What do many investors who are about to retire or are in retirement worry about? They seem to focus on the stability of their principal. This can be a big mistake. Fixing the value of your portfolio at retirement (i.e. using fixed income investments in order to avoid temporary market “losses”) probably guarantees that you will not succeed financially in retirement.
The biggest financial foe you face over a lengthy retirement is not temporary stock market volatility; it is long-term erosion of the purchasing power of your income. Consider the cost of a postage stamp 40 years ago. In the summer of 1972, first class mail cost just 8 cents. Today it costs 44 cents, an annualized increase of over 4 percent per year.
Today it’s impossible to put your money into just about any fixed-income instrument (except risky high yield bonds) with a rate anywhere near 4 percent. In fact, a 30-year rally in bond prices has reduced yields on short-term bonds to nearly zero. Meanwhile, consumer inflation is anything but zero. The current inflation rate, as measured by the Consumer Price Index, stands at 3.6 percent. Although bonds kept up with inflation over the last 40 years, at current prices it is hard to believe they can over the next 40. As interest rates increase, bond values decline.

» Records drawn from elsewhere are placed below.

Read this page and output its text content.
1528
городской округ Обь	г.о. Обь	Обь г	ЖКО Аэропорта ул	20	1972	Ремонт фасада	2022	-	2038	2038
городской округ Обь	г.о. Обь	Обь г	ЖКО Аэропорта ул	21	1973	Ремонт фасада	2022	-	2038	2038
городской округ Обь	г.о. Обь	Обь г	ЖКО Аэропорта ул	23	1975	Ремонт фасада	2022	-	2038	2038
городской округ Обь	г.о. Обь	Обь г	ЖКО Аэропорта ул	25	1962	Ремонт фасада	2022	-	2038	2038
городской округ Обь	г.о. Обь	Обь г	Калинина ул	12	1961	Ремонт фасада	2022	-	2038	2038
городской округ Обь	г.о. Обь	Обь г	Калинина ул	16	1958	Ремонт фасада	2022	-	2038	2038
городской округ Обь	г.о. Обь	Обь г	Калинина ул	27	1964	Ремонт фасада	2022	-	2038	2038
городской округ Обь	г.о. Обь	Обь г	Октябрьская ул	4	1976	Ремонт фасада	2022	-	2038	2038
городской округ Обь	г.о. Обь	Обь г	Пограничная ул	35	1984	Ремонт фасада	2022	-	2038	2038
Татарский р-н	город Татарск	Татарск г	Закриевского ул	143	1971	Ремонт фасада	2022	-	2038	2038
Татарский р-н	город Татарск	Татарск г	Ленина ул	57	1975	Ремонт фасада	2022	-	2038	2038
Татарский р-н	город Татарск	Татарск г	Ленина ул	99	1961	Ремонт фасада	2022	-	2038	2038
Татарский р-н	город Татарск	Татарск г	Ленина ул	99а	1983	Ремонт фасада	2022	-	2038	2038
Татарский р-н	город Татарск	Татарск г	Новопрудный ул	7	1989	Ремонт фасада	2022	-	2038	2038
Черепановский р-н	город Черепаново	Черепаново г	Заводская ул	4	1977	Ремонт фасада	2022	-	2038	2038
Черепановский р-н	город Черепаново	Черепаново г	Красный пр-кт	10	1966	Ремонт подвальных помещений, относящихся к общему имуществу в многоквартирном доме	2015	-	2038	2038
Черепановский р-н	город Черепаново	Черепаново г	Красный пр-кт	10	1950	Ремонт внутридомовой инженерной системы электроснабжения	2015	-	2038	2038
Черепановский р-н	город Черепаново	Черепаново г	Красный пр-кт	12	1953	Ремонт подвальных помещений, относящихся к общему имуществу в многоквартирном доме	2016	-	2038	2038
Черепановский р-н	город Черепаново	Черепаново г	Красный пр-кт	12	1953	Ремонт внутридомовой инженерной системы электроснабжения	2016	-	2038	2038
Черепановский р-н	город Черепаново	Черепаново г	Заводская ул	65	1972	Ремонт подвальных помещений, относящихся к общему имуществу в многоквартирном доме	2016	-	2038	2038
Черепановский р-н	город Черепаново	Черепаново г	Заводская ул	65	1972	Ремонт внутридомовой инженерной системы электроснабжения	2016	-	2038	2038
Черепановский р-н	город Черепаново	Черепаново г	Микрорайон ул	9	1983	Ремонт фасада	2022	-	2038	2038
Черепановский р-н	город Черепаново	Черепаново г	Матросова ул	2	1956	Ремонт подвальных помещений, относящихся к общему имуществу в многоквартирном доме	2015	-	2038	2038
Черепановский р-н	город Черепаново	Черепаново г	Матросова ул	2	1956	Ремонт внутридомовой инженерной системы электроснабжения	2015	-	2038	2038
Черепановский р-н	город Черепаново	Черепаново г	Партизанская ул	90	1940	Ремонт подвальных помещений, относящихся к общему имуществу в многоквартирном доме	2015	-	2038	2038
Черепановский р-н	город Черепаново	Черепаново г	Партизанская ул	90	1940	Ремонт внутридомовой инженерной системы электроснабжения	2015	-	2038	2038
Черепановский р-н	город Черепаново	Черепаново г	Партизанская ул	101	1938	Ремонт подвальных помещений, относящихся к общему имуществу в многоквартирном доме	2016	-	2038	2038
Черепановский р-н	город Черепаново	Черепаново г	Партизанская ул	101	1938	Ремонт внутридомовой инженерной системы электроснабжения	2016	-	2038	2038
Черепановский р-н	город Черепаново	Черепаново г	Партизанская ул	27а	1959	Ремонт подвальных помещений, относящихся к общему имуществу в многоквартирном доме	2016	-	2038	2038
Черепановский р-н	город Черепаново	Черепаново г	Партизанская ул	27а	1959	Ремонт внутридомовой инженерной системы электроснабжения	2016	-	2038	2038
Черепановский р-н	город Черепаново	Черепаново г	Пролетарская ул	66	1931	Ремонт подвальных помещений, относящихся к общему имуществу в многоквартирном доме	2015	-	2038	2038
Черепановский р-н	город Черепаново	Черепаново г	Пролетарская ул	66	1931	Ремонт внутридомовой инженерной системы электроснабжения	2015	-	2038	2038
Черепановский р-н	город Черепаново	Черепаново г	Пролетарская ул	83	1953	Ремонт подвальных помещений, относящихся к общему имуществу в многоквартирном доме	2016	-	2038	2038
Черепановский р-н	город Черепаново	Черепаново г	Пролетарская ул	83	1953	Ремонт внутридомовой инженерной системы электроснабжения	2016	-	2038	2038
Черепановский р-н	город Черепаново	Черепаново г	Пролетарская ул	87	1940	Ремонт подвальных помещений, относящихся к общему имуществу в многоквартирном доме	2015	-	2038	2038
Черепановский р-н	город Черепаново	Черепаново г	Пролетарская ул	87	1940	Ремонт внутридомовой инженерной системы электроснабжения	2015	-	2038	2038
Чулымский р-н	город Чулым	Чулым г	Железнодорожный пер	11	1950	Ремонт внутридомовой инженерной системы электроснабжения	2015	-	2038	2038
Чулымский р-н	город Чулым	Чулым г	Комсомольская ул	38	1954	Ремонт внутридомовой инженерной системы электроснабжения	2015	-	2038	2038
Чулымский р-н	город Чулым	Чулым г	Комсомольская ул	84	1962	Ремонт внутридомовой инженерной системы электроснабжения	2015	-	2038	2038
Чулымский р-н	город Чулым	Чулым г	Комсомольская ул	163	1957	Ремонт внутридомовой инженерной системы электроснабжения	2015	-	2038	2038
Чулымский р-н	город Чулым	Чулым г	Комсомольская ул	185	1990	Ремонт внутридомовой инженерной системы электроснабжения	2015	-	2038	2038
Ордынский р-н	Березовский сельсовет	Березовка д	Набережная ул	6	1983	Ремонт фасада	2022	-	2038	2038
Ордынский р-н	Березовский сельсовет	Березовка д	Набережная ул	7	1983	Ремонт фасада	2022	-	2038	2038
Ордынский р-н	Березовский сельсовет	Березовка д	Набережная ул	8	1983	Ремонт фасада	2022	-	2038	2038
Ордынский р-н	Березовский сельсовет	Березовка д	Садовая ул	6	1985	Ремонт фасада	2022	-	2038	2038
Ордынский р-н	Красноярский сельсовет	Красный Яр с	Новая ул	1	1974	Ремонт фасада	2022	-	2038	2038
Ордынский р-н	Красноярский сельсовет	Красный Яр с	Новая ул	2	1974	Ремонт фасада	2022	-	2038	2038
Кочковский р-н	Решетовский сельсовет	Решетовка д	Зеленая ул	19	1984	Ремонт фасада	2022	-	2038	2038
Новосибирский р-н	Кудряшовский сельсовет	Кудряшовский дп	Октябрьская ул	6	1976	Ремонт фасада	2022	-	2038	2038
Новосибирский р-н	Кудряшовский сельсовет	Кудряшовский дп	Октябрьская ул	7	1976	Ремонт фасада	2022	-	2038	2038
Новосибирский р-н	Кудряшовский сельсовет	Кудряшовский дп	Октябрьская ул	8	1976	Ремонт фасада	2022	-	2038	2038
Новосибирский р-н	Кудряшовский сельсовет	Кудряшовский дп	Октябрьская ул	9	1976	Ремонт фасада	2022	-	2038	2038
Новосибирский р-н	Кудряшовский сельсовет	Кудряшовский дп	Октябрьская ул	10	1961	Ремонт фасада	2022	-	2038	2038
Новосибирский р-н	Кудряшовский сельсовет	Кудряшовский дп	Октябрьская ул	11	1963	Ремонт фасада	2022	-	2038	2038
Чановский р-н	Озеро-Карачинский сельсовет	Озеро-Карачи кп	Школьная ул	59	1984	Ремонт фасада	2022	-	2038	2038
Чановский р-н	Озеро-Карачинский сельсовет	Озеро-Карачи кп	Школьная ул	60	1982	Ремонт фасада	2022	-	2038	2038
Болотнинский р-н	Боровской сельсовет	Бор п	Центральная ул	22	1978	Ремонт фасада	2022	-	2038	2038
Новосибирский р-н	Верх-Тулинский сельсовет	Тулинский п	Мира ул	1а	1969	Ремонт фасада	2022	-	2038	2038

The stock market, however, has done a much better job of keeping up. Over the last 40 years the Standard & Poor’s 500 Index has returned about 10 percent per year, despite dozens of small to large temporary declines in value. The stock market also allows long-term investors to keep more of what they have earned. Interest on bonds and bank deposits are taxed at a taxpayer’s highest current regular rate. Long-term capital gains on stocks, however, receive favorable tax treatment. The current rate is only 15 percent.
Remember to place the emphasis on the right objective: retirees need to preserve their purchasing power with a gradually increasing income. Avoiding temporary market declines in one’s portfolio should not be the primary objective. Focusing on the latter can be counterproductive to the former.